Escalation, è la parola-chiave dell’intervista del Papa al Corriere della Sera, pubblicata in grande evidenza ieri in due pagine, sotto forma di resoconto della conversazione tra direttore e vicedirettrice del quotidiano. «Sono pessimista ma dobbiamo fare ogni gesto possibile perché la guerra si fermi», ha ripetuto e ribadito Papa Francesco. Però appare chiaro che il Pontefice è solo in questa fase del conflitto, di fronte all’assuefazione alla guerra ed alla piega degli eventi. «Ho chiesto al cardinale Parolin, dopo venti giorni di guerra, di fare arrivare a Putin il messaggio che io ero disposto ad andare a Mosca. Certo, era necessario che il leader del Cremlino concedesse qualche finestrina. Non abbiamo ancora avuto risposta e stiamo ancora insistendo, anche se temo che Putin non possa e voglia fare questo incontro in questo momento. Ma tanta brutalità come si fa a non fermarla?».

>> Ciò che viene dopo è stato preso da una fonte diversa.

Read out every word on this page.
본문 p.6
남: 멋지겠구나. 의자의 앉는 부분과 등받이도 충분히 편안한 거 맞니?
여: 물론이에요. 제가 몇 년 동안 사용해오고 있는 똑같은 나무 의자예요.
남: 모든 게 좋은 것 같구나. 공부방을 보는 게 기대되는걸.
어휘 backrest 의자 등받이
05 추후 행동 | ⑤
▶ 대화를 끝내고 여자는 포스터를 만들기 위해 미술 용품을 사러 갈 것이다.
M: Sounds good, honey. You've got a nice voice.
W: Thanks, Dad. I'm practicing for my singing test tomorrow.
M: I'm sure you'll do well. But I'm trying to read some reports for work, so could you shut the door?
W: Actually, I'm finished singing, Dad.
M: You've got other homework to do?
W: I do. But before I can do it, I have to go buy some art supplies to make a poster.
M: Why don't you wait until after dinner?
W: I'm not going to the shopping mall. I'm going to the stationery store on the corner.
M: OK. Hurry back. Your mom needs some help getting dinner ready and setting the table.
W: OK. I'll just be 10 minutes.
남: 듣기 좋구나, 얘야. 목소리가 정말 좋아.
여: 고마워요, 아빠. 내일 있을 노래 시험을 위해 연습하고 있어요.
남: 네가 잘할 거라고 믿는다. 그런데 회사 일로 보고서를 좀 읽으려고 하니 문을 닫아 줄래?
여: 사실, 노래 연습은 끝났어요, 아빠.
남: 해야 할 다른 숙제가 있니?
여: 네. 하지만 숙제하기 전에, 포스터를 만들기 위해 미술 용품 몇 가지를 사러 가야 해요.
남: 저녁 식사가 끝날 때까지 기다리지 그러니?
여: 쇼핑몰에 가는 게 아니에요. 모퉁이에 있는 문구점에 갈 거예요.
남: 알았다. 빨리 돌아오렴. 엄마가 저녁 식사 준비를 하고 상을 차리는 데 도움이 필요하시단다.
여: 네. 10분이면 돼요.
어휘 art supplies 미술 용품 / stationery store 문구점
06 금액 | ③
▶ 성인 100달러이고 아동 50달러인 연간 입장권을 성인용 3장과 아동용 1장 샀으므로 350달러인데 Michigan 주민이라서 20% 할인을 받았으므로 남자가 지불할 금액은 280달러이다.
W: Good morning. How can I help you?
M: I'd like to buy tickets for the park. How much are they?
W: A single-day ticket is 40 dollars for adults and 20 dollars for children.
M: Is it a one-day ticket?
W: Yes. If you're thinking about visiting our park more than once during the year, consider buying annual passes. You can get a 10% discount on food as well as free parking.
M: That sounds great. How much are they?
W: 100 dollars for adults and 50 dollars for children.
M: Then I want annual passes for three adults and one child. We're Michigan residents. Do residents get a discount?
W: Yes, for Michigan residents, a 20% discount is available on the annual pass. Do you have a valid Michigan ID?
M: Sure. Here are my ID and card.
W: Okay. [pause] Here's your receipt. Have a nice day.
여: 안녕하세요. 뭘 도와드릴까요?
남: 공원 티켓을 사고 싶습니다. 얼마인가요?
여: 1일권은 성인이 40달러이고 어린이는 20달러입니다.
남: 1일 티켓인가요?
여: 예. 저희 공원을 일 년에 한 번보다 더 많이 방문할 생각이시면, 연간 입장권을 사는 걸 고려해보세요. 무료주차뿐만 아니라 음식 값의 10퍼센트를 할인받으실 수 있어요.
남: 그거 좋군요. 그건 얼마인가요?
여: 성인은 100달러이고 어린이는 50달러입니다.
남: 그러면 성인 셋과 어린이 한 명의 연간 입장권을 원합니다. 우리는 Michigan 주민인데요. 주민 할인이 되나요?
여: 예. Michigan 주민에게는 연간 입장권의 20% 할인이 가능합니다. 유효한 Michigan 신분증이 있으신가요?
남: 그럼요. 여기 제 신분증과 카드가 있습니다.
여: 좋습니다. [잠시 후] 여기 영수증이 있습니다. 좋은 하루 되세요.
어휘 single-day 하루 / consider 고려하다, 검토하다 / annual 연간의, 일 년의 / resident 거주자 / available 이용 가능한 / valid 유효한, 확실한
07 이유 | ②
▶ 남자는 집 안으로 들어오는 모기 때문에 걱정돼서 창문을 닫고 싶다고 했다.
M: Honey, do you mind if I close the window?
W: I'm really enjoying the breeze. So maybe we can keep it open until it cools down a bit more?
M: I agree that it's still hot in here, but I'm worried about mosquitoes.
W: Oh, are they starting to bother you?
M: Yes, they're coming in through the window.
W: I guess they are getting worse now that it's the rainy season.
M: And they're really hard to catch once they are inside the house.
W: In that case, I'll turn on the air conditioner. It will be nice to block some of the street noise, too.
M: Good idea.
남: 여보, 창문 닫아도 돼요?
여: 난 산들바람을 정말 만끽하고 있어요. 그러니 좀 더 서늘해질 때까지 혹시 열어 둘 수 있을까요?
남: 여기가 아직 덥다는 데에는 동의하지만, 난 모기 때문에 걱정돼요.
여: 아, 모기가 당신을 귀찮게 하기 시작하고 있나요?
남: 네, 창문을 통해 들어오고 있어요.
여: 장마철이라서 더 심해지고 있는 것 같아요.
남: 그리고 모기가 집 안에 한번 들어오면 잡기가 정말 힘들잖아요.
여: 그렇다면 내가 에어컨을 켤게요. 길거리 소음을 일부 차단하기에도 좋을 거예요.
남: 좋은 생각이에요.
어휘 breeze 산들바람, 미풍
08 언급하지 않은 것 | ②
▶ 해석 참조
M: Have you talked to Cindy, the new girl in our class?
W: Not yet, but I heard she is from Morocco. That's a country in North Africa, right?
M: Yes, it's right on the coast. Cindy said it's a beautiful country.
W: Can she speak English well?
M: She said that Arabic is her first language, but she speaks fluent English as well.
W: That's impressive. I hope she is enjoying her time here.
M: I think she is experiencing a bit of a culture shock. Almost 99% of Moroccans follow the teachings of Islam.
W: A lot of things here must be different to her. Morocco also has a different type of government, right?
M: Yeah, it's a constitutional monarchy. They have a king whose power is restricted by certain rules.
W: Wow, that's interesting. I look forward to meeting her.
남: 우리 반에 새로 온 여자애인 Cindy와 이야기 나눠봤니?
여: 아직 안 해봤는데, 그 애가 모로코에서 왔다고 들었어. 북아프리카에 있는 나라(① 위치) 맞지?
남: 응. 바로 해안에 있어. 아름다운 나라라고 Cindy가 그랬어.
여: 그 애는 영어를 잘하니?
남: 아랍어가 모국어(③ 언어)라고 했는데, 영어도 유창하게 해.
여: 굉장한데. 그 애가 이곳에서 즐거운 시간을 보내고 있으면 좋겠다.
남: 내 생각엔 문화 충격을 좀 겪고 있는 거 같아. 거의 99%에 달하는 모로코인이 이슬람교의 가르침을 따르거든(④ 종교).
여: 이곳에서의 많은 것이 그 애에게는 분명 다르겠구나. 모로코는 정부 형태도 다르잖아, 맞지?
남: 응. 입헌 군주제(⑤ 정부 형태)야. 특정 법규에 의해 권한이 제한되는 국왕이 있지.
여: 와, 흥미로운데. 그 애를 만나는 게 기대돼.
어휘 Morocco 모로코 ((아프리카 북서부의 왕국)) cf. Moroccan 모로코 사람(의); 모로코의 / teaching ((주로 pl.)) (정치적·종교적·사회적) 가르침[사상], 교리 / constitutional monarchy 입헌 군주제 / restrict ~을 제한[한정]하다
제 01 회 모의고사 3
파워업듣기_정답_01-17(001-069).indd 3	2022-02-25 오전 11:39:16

Nelle parole del Papa anche la riflessione sulle ragioni della guerra e sul “commercio” delle armi. Papa Francesco parla di “un’ira facilitata” forse, dall’ “abbaiare della Nato alla porta della Russia” che ha portato il Cremlino a “reagire male e a scatenare il conflitto”. «Non so rispondere, sono troppo lontano, all’interrogativo se sia giusto rifornire gli ucraini – ragiona – La cosa chiara è che in quella terra si stanno provando le armi. I russi adesso sanno che i carri armati servono a poco e stanno pensando ad altre cose. Le guerre si fanno per questo: per provare le armi che abbiamo prodotto». Ripercorrendo gli sforzi fatti o da poter fare per fermare la violenza, il Papa chiarisce: «A Kiev per ora non vado», «sento che non devo andare. Io prima devo andare a Mosca, prima devo incontrare Putin. Ma anche io sono un prete, che cosa posso fare? Faccio quello che posso. Se Putin aprisse la porta…». E ancora a Mosca il Papa guarda per la possibilità di agire insieme al patriarca della Chiesa ortodossa Kirill. Cita il colloquio di 40 minuti via Zoom del 15 marzo scorso e le “giustificazioni” della guerra citate da Kirill, e torna sul mancato appuntamento a giugno a Gerusalemme. «Ho ascoltato – afferma Francesco nell’intervista al Corriere della Sera – e gli ho detto: di questo non capisco nulla. Fratello noi non siamo chierici di Stato, non possiamo utilizzare il linguaggio della politica, ma quello di Gesù. Siamo pastori dello stesso santo popolo di Dio. Per questo dobbiamo cercare vie di pace, far cessare il fuoco delle armi. Il patriarca non può trasformarsi nel chierichetto di Putin. Io avevo un incontro fissato con lui a Gerusalemme il 14 giugno. Sarebbe stato il nostro secondo faccia a faccia, niente a che vedere con la guerra. Ma adesso anche lui è d’accordo: fermiamoci, potrebbe essere un segnale ambiguo».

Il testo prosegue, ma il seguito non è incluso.